Forum Discussion
Using TTS to pronounce English words while speaking another language.
One challenge we are having is that when generating audio tracks based on the localized transcripts (using TTS), the narrator voices are trying to pronounce English words as if they were in the local language. So for example, even though the script says “Measurement Solutions”, the Danish voice is pronouncing it like “More sour mind pig lution” (context, below).
I know that I could try inserting some silence in the Danish audio, and and adding as second audio track that uses an English TTS voice for those 1-3 words, but then we would be using 2 different TTS voices in one sentence.
Any other hacks/ideas/tricks?
For context, here's an example:
Danish script:
Välkommen till Measurement Solutions: Vår kvalitetskultur. Syftet med denna utbildning är att ge en förståelse för varför kvalitet är så viktigt för företaget och varför det är viktigt för alla anställda. Vi kommer visa hur du kan bidra till att vi utvecklar och upprätthåller en stark kvalitetskultur på alla Measurement Solutions anläggningar.
1 Reply
Hi ChrisPetrizz906!
Happy to share some insight on this!
When Articulate Localization is used to translate a Storyline course, with Text-to-Speech applied afterward, Storyline automatically uses a localized TTS engine (e.g. Danish). The voice synthesizer assumes all text in the narration field is in that target language. So when it encounters English words like "Measurement Solutions", it tries to pronounce them using Danish phonetics.

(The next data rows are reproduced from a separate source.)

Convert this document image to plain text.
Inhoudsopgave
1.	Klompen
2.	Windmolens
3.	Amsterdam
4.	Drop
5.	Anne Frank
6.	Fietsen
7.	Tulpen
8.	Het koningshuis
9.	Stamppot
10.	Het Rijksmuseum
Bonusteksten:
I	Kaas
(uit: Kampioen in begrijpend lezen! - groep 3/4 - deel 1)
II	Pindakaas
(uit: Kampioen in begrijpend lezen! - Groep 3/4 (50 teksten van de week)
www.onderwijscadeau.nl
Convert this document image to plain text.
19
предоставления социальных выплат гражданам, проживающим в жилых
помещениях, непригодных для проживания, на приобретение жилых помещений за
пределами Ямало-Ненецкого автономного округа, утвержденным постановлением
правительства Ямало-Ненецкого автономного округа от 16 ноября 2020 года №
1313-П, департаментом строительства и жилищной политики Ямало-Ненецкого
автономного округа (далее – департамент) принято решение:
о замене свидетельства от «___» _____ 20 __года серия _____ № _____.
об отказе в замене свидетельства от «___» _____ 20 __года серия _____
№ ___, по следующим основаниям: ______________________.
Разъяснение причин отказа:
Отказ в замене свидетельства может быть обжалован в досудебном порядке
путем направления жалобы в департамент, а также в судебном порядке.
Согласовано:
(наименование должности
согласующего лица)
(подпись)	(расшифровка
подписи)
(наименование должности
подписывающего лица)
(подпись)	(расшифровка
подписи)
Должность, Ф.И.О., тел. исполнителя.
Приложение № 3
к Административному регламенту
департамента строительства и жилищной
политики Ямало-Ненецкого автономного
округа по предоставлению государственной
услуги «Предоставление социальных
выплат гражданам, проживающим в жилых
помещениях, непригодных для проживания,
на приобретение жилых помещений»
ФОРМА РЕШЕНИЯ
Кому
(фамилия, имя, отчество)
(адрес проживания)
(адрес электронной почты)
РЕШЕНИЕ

This is actually a limitation of the TTS provider itself, rather than Storyline. The engine cannot dynamically detect language per word. As a workaround, you may be able to use phonetic spelling to "trick" the Danish voice by rewriting English words phonetically as they would sound in Danish For example:
"Mesjermænt Soluushns"
Another option is to generate recurring English terms separately, then export and reuse them throughout the project. For terms like “Measurement Solutions,” create a single high-quality English TTS clip once and reuse it across slides/scenes when necessary. This can help ensure consistency and save some time.
I'll also open the floor to our community to share alternative design suggestions with you!